Speaking to the Verge, veteran money manager Joshua Brown had this to say of Icahn: “As essentially the wealthiest individual hedge-fund manager of all time, he is in an extremely rare position,” explains Brown. “Nobody can tell him what to do or what not to do.”

However, these days he can wield a huge amount of influence without having to throw money into companies. As one of the most influential investors in the world, his Tweets are watched by virtually every stock trader, and a single tweet from Icahn sent Apple shares up by a staggering 5%.

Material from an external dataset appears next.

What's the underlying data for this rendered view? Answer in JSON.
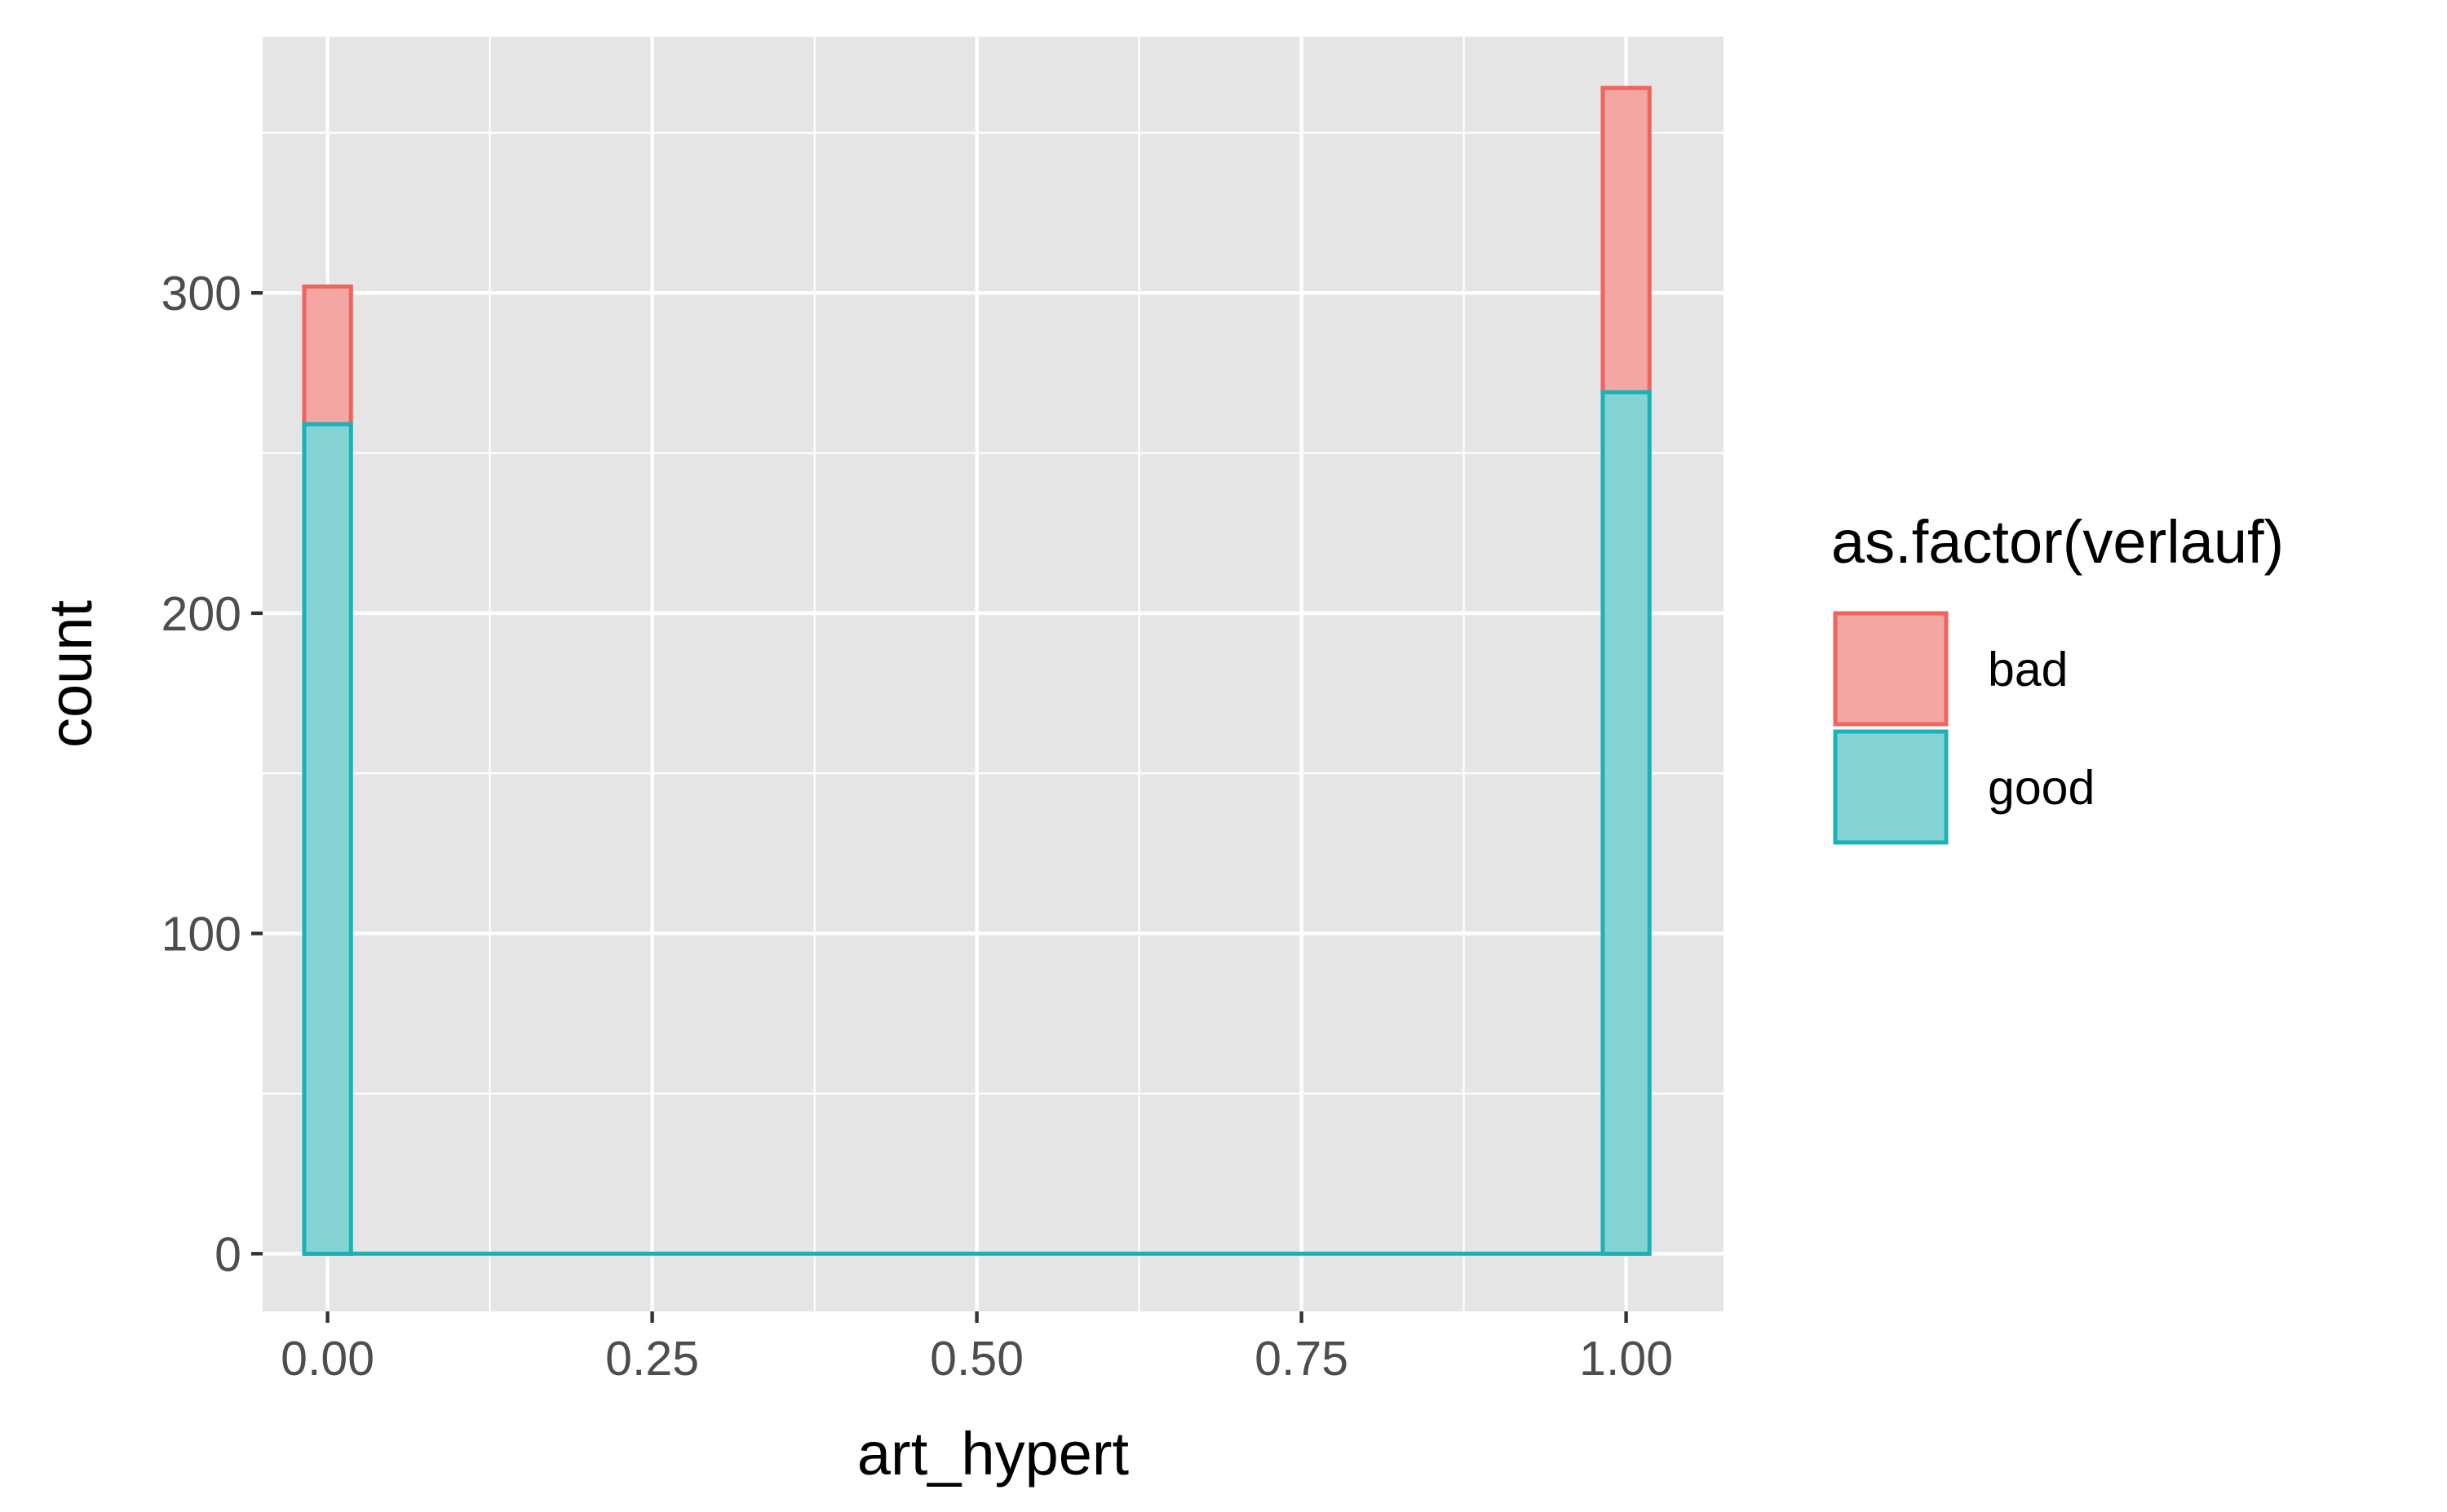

In recent years he has focused almost solely on the tech sector, which is awash with cash-rich companies ripe for the picking by activist investors such as Icahn. Compared to the companies he ripped apart in the 1980s, his positions in these firms have been a lot less destructive, as they already tend to have few employees relative to their size and tend to be quite tax-savvy. In most cases, he has merely campaigned for shareholders to get better value from their investments in these firms by forcing them to get more cash off the balance sheet and into the pockets of shareholders.

That being said, he can still get the knives out on occasion, such as with his recent demand that eBay spin off PayPal. After building up a 1% stake in the web auction and online payment giant, he put pressure on the board to spin off eBay, arguing that the companies would be worth more separately than together. With PayPal eclipsing eBay in recent years, spinning it off would reap huge rewards for shareholders, although it would probably weaken eBay in the long term. He has since been forced to soften his stance, and is currently demanding that only 20% of Paypal be spun off, but the story is far from over.

While Icahn’s shareholder activism can be good news for short-term investors, it tends to be bad news for the company, its employees, and its long-term stakeholders. However, while he doesn’t win every fight he picks, he will often still make a profit. For example, the media coverage surrounding his failed takeover of Netflix pushed up the share price to the extent that Icahn made over $825 million from the rise in the share price. So, even when he loses, he often still comes out smiling.